Staff are due to report back to the council at its next meeting on November 30 with detailed advice on the packages of work to be included in the review, resource implications, how long it will take and whether any external advice will be required.

Council staff expect the review to take until the end of February next year to be completed, with the findings not due to be delivered to the council until March 17 - a lengthy timeframe that both Central Hawke's Bay mayor Alex Walker and CHB regional councillor Debbie Hewitt were concerned about.

Walker said any further delays would hinder the ability of farmers and other water users in the district to meet the new environmental regulations under Plan Change 6, which was due to come into effect in mid-2018.

"From my perspective, any slowing down of the scheme is very concerning to me. Plan Change 6, which is tied up with the plan for the dam, is primarily concerned with improving the quality of our rivers, which we all absolutely believe in.

"If we slow down on this dam project, when we hit the middle of 2018 when some of these requirements regarding minimum river flows come into effect, where is that water going to come from?" she asked.

"The logical answer appears to me is that the taps will be turned off, so to speak, on existing resource consent holders. So slowing down is not just about saying to [people in] CHB 'just wait and carry on as you are', there are actual potential negative ramifications of slowing down, and that's what concerns me," the first-term mayor said.

CHB's regional councillor Debbie Hewitt conceded it was an opportune time to conduct a review, given that the land deal involving the Dept of Conservation swapping 22ha of protected land in the Ruahine Forest for 177ha of private farmland on Smedley Farm so the dam could go ahead, was back before the courts as the subject of a Supreme Court appeal.

"Obviously I am reluctant to see any delays to this scheme but we are having an enforced 'cup of tea' while the land exchange deal is before the courts.

"However I am of the very firm view we should be tightening up the timeframe [of the review] as much as we possibly can.

"As I said in the meeting you guys are asking for a cup of tea - well, a cup of tea takes 10 minutes and this is five months, so I'm having input into what the review should and shouldn't entail."

Hewitt, a CHB landowner who was re-elected in October after being cleared of a conflict of interest in the dam, said she remained strongly in favour of the scheme, given the economic spin-offs it would generate.

"There will be major spin-offs for Napier and Hastings, Napier Port, processors, freight companies ... It's an infrastructure investment that will benefit the entire region. I'm adamant about that," she said.

Mayor Alex Walker agreed it would be a "game changer" not just for CHB, but the entire region.

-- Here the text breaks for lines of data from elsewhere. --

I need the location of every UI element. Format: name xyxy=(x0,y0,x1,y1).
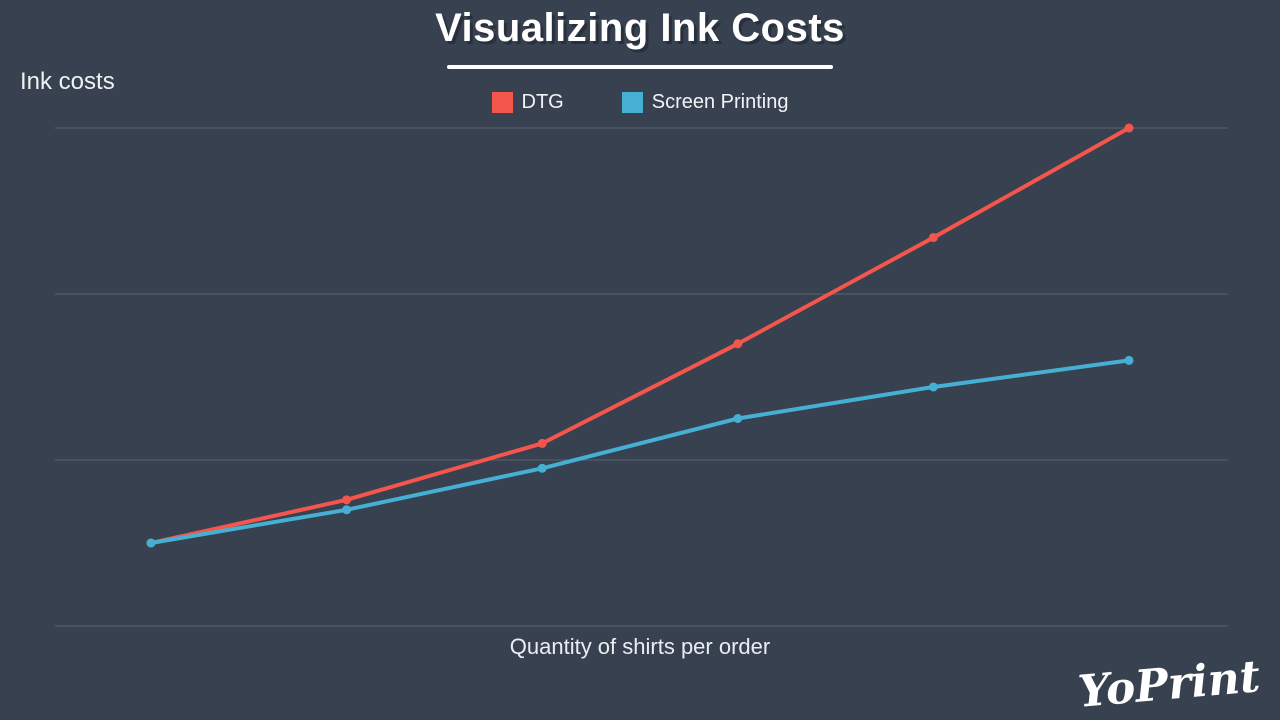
legend-swatch-dtg-icon xyxy=(491,92,513,113)
legend-swatch-screen-printing-icon xyxy=(621,92,643,113)
title-underline xyxy=(447,65,833,69)
y-axis-label: Ink costs xyxy=(20,68,115,95)
chart-legend: DTG Screen Printing xyxy=(0,91,1280,114)
page-title: Visualizing Ink Costs xyxy=(435,6,845,50)
legend-label-dtg: DTG xyxy=(521,91,564,113)
legend-item-screen-printing: Screen Printing xyxy=(621,91,789,114)
legend-item-dtg: DTG xyxy=(491,91,564,114)
x-axis-label: Quantity of shirts per order xyxy=(509,634,771,659)
legend-label-screen-printing: Screen Printing xyxy=(651,91,789,113)
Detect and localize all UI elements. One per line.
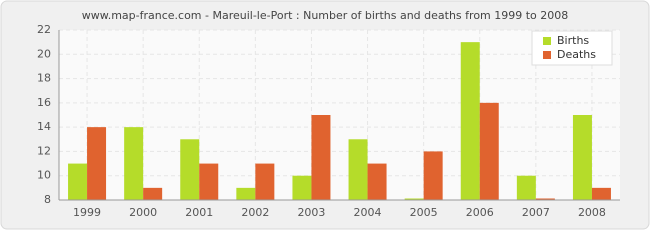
y-tick-label: 18 <box>37 72 51 85</box>
legend-swatch <box>543 51 551 59</box>
y-tick-label: 20 <box>37 47 51 60</box>
bar <box>124 127 144 200</box>
legend <box>531 30 613 66</box>
y-tick-label: 10 <box>37 169 51 182</box>
y-tick-label: 22 <box>37 23 51 36</box>
y-tick-label: 12 <box>37 144 51 157</box>
bar <box>87 127 107 200</box>
bar <box>572 115 592 200</box>
bar <box>292 175 312 200</box>
x-tick-label: 2002 <box>241 206 269 219</box>
x-tick-label: 2005 <box>410 206 438 219</box>
chart-title: www.map-france.com - Mareuil-le-Port : N… <box>82 9 569 22</box>
chart: www.map-france.com - Mareuil-le-Port : N… <box>0 0 650 230</box>
bar <box>143 187 163 200</box>
x-tick-label: 2000 <box>129 206 157 219</box>
legend-label: Deaths <box>557 48 596 61</box>
y-tick-label: 14 <box>37 120 51 133</box>
bar <box>479 102 499 200</box>
bar <box>404 198 424 200</box>
legend-swatch <box>543 37 551 45</box>
legend-label: Births <box>557 34 589 47</box>
x-tick-label: 2001 <box>185 206 213 219</box>
y-tick-label: 16 <box>37 96 51 109</box>
bar <box>460 42 480 201</box>
x-tick-label: 2008 <box>578 206 606 219</box>
bar <box>367 163 387 200</box>
y-tick-label: 8 <box>44 193 51 206</box>
bar <box>180 139 200 200</box>
plot-area <box>59 30 620 200</box>
bar <box>199 163 219 200</box>
x-tick-label: 1999 <box>73 206 101 219</box>
bar <box>591 187 611 200</box>
bar <box>311 115 331 200</box>
x-tick-label: 2006 <box>466 206 494 219</box>
x-tick-label: 2004 <box>354 206 382 219</box>
bar <box>516 175 536 200</box>
x-tick-label: 2003 <box>297 206 325 219</box>
x-tick-label: 2007 <box>522 206 550 219</box>
bar <box>535 198 555 200</box>
bar <box>423 151 443 200</box>
bar <box>255 163 275 200</box>
bar <box>236 187 256 200</box>
bar <box>348 139 368 200</box>
bar <box>68 163 88 200</box>
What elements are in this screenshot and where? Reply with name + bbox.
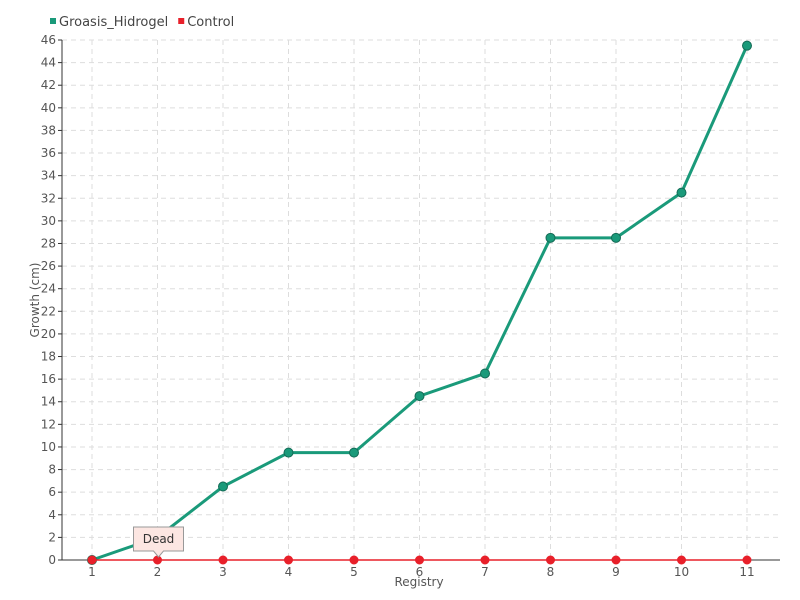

"There are opportunities for all of Hawke's Bay around storage of water. It's going to be the gold of the coming century and our children and grandchildren will be able to do things with that water that we can't even begin to imagine," she said.

HBRIC chairman Andy Pearce welcomed the council's review of the RWSS.

"The scheme has been designed to be a significant contributor to improved river flows and ecological health in the TukiTuki catchment and to the creation of much needed jobs for the region. Confirming the project will deliver on these objectives is a perfectly reasonable request and the timing aligns with an enforced delay while the land exchange matter is considered by the Supreme Court" he said.

"Councillors need to have a full understanding of the impact on the regional community if the scheme does or does not proceed. The review needs to deliver certainty so farmers, investors and other key stakeholders know where they stand and can make the necessary plans," he said.